3. Memory.  One is only supposed to remember events the way, and for as long, as leaders wish them to be remembered.  The future will write the history of the present, at a length and in a detail different from insiders’ wishes.

2. Revenue.  This city administration now finds itself on a search for revenue, hunting for it wherever it can be found, from residents who already pay taxes.  Each dollar of government-acquired revenue is money taken from the private economy in fees, taxes, or through sketchy government-run ventures.

This leads to efforts like the proposal to bring trash into the city.  The city is bigger than its government; it rests on private citizens, the foundation of whose prosperity is private enterprise.  No one owes an acquisitive few their mediocre and destructive proposals.

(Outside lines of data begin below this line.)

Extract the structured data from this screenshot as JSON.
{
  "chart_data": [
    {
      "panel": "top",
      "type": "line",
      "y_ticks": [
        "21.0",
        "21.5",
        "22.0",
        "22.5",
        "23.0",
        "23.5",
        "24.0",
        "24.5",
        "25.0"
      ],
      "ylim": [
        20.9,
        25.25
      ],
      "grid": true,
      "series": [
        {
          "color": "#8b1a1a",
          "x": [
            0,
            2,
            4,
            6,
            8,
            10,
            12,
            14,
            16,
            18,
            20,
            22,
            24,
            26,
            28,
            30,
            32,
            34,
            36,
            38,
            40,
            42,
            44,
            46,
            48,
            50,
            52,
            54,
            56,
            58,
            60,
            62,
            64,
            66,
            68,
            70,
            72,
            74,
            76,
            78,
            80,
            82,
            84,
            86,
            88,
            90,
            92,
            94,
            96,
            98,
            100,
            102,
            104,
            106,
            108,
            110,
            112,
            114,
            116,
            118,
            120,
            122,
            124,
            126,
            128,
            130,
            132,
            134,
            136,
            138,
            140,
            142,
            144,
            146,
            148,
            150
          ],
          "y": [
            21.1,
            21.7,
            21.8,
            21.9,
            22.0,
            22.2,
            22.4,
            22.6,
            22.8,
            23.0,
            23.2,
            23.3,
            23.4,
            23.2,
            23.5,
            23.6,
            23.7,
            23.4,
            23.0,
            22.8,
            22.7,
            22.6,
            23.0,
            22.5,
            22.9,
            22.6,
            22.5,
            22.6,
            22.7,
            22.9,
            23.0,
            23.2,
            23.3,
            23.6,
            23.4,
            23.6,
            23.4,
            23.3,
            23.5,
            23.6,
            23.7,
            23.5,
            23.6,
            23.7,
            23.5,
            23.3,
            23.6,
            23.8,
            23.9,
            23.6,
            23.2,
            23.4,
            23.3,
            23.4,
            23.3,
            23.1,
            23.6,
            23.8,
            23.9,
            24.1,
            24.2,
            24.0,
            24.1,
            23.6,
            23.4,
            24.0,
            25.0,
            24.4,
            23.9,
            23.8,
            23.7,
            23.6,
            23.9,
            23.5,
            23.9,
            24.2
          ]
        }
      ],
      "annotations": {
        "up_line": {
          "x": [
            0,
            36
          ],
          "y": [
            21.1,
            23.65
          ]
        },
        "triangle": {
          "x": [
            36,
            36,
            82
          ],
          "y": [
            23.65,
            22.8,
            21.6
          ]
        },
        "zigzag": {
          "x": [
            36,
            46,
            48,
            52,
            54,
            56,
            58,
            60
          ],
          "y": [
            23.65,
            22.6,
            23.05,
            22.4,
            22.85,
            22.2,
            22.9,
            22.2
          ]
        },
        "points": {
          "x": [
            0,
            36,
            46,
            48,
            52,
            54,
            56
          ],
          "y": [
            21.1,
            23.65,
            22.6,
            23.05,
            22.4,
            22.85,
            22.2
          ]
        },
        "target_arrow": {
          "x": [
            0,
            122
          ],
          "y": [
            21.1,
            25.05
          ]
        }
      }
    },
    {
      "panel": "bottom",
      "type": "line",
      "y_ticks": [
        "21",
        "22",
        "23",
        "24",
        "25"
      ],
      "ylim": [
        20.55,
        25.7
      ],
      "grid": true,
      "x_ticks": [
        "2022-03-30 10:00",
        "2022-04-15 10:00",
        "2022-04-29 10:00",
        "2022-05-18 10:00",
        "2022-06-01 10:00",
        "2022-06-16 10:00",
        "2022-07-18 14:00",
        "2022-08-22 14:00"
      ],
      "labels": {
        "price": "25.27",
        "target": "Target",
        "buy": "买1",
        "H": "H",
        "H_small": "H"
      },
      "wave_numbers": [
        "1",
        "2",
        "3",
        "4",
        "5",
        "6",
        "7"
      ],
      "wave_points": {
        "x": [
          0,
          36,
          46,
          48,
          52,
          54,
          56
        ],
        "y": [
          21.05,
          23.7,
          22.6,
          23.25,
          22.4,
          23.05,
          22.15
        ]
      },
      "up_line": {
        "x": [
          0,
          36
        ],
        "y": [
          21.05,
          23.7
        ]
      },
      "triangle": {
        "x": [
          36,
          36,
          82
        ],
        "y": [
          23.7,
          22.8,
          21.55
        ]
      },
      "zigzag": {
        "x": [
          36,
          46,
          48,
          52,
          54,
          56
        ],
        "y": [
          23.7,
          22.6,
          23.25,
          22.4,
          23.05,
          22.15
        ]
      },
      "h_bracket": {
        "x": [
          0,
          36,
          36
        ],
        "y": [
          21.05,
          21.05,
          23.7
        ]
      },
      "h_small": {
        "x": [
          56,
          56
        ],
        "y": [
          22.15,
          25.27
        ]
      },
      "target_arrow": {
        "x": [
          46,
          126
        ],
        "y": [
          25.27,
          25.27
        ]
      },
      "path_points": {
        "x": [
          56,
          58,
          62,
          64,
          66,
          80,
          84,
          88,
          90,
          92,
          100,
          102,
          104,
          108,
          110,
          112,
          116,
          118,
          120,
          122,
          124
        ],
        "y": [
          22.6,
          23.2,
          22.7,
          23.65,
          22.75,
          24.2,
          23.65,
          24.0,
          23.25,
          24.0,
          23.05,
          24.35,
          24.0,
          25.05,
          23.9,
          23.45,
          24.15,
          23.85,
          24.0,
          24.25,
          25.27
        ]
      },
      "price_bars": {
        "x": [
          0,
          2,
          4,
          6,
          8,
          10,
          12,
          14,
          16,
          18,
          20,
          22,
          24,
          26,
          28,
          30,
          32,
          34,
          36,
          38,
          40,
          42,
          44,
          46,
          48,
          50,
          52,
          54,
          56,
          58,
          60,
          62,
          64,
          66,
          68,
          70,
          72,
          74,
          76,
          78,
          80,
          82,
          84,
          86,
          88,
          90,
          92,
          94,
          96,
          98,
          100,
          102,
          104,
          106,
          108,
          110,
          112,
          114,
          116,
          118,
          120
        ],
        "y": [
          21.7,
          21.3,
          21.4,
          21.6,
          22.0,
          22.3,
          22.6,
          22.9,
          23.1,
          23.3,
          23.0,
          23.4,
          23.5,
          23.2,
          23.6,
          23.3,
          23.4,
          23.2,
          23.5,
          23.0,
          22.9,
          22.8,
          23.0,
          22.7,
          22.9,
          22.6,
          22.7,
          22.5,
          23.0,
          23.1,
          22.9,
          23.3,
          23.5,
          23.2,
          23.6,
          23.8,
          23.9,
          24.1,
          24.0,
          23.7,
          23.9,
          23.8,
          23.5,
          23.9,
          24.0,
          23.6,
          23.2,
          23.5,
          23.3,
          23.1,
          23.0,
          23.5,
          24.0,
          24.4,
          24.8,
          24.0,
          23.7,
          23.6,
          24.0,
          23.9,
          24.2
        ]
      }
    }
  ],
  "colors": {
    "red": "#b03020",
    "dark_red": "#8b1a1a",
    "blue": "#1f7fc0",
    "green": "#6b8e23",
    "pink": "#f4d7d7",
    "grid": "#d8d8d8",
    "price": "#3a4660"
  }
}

1. Stagnation.  Our risk isn’t collapse, as once happened to Whitewater.  It’s a lengthy stagnation, where longterm stagnation means (inevitability in a country that’s growing) relative decline.  We’re awash in public money but it’s not sparked the private economy adequately.  There are some impressive green shoots in this city, but they’ll risk withering if we’ve only an arid climate of stagnation.

Presenting the city to the entire area as though it were a vast enterprise zone, with few if any regulations, would be a committed effort to align us more closely with communities enjoying solid growth.

There’s the 2016 list.

Best wishes to all for a Happy Halloween.